Thursday, November 5, 2015

Autumn Ducks and Geese Inland

     By the middle of October and through November, stately Canada geese and several kinds of ducks are common on impoundments and fields in inland Lancaster County, Pennsylvania.  Mallard ducks, wood ducks and Canadas nested here and remained into fall, though most of the woodies flew south by October.  Many of the mallards and Canadas are permanent residents here and won't leave until forced to by a severe winter.  And other kinds of ducks and brant geese come here from their nesting territories farther north or west.  Some of them will also stay until lakes and ponds freeze over and fields are covered by snow, locking away their food supplies.
     All these geese and ducks are adaptable, even in highly civilized areas, which allows them to use built habitats, including impoundments and fields.  Instead of being driven away by our activities as a society, these water birds put them to use for their own benefit.
     Resident Canada geese form large flocks of themselves on most every human-made lake, pond, flooded quarry, retention basin and flooded field in this county at one time or another.  There they rest and honk almost constantly, but when hungry, off they go in inspiring, bugling groups, flock after flock, to harvested corn fields and winter rye fields, also human-made habitats, where they eat waste corn kernels and the green shoots of rye.  Their hordes noisily circle the field they intend to land on several times, then finally come down, group after group, as if on an aerial highway, to the ground.  The majestic Canadas are always thrilling and inspiring to see and hear, in the air, on the fields and on water.  And they are especially exciting when they take off from or come down on water or fields amid their boisterous honking.

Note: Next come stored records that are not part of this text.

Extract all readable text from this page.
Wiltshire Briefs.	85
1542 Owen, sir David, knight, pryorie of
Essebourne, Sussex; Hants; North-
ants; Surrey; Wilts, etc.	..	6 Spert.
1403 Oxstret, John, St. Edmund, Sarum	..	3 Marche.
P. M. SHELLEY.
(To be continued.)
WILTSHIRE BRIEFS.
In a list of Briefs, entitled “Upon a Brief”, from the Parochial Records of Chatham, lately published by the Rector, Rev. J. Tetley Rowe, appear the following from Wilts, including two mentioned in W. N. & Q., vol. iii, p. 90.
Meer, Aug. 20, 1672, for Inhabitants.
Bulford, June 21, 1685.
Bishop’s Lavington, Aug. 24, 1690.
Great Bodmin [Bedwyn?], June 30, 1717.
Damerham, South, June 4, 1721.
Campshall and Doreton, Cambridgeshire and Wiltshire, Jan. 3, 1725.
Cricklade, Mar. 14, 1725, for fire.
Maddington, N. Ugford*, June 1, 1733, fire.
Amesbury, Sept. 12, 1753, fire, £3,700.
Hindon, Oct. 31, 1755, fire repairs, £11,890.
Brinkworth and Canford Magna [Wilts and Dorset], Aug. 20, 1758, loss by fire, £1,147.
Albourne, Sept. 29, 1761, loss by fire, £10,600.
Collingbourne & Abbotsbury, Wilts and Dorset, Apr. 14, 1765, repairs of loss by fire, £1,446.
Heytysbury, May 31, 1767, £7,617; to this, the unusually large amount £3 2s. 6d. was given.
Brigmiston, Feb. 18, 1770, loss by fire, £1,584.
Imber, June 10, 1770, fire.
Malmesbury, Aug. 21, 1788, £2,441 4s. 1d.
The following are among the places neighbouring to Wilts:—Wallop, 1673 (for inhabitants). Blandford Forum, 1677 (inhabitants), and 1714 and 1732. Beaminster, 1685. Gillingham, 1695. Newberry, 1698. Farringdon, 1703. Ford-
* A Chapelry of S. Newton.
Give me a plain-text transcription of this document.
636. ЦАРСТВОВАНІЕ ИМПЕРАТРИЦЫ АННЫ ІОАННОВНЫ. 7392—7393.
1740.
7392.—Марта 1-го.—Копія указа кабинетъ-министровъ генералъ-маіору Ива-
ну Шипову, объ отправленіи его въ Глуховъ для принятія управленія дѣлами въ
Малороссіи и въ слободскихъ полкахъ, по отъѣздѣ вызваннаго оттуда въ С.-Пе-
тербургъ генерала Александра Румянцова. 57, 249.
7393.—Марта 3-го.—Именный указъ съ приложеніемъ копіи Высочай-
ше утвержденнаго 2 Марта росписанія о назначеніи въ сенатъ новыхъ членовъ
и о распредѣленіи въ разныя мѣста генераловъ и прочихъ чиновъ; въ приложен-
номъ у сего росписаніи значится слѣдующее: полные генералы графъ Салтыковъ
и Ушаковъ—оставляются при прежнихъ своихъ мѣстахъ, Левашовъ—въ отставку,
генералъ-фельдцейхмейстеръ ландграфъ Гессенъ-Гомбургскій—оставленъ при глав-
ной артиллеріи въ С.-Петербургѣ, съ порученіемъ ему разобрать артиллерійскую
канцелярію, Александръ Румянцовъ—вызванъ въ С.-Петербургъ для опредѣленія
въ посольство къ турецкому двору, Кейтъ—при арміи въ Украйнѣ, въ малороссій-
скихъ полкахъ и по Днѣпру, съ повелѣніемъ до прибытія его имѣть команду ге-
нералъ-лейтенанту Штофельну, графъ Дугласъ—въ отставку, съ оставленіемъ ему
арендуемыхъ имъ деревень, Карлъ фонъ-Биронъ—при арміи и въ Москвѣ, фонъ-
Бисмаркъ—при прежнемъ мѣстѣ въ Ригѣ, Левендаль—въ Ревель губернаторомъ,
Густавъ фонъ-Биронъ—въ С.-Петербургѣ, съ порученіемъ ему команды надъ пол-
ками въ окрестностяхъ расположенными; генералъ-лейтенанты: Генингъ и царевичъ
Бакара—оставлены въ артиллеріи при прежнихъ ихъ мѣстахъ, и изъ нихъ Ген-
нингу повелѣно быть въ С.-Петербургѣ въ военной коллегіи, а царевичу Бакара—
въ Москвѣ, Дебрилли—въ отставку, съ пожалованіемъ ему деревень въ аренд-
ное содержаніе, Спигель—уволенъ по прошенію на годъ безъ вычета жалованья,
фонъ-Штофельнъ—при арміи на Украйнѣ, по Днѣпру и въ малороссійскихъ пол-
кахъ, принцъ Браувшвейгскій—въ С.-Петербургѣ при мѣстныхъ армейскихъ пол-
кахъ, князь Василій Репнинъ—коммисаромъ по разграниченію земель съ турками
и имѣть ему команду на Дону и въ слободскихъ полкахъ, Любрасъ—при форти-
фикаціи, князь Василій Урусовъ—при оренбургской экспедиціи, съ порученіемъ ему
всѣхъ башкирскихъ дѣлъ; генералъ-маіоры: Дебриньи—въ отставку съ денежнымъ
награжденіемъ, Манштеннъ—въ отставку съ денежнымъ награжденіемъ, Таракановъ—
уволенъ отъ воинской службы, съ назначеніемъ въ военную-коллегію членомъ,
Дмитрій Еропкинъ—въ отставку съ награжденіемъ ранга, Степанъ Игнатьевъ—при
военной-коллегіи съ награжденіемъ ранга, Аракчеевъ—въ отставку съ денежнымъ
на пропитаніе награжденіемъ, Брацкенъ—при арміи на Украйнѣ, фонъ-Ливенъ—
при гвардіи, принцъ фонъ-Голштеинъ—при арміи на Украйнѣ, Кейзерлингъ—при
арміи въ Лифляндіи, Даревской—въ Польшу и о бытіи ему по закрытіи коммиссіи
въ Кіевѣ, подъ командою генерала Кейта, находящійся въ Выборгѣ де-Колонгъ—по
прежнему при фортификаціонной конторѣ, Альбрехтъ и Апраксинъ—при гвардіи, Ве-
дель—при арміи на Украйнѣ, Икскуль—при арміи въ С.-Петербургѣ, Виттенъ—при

     In October and November, a few small gatherings of migrating brant geese stop to rest on the Susquehanna River in Lancaster County, or on a couple of its winter rye fields to graze on the green rye stems.  These are small, attractive geese, barely larger than mallard ducks, that are related to Canada geese.  They nested on the tundra along the Arctic Ocean and are now going to salt marshes along the Atlantic shore for the winter.          
     Mallard ducks are the most common duck species in Lancaster County any time of year.  Most every pond, retention basin, wetland, flooded field and creek has its groups of pretty mallards.  Drakes have dark-rufous chests and totally green heads. 
     Mallards dabble for aquatic vegetation in the shallow water and fly out to harvested corn fields to shovel up waste corn kernels.  I have seen flocks of them powering out on whistling wings to feeding fields during winter sunsets when wind pushed snow over those fields like pink smoke.  The ducks descended into and disappeared in the drifting snow in the gathering darkness and continued to feed on corn among the snow drifts until darkness enveloped them.  What a wild sight for such a common creature in overly-civilized Lancaster County.
     And there are little gatherings and individuals of other duck species in this area in autumn, including dabbling ducks and diving ducks.  Dabblers here in November include black ducks, green-winged teal, shovelers, gadwalls, northern pintails and American wigeons.  Diving ducks on inland lakes include a few each of ring-necked ducks, lesser scaup, ruddy ducks, buffleheads and hooded mergansers.
     Black ducks nest in woodland habitats in the northeastern United States and eastern Canada.  And, although many of them spend winters on Atlantic Coast salt marshes, some of them winter on creeks, ponds and lakes in Lancaster County and other inland locations.  Black ducks are closely related to mallards and a few blacks join mallards on water and in feeding fields. 
     The other dabblers are in Lancaster County mostly as pairs or individuals, usually in groups of mallards.  The exception is a flock of about 30 shovelers on the impoundment at Middle Creek Wildlife Management Area in November.  These ducks, as a group, are interesting to watch feeding in their own, unique way on small vegetable and animal matter in very shallow water.  A group of shovelers will form a circle in the shallows and swim round and round to stir up the mud on the bottom with their webbed feet.  Then they strain the mud with their over-sized beaks to consume the edibles in it.  I presume they have fed in this way from the origin of their species.  Their large, spatula-like bills developed later through genetic quirks to more efficiently feed in the way they do.
     I like to watch the diving ducks slip under water from the surface to get either vegetable or small animal foods in the water, depending on the species.  Hooded mergansers catch small fish, while the other kinds consume a combination of water plants and small animals, including insect larvae, and small mollusks and crustaceans, including crayfish of various sizes.
     This autumn and winter, watch for these inland types of geese and ducks in the Middle Atlantic States, and elsewhere.  They are another interesting part of nature in this developed area.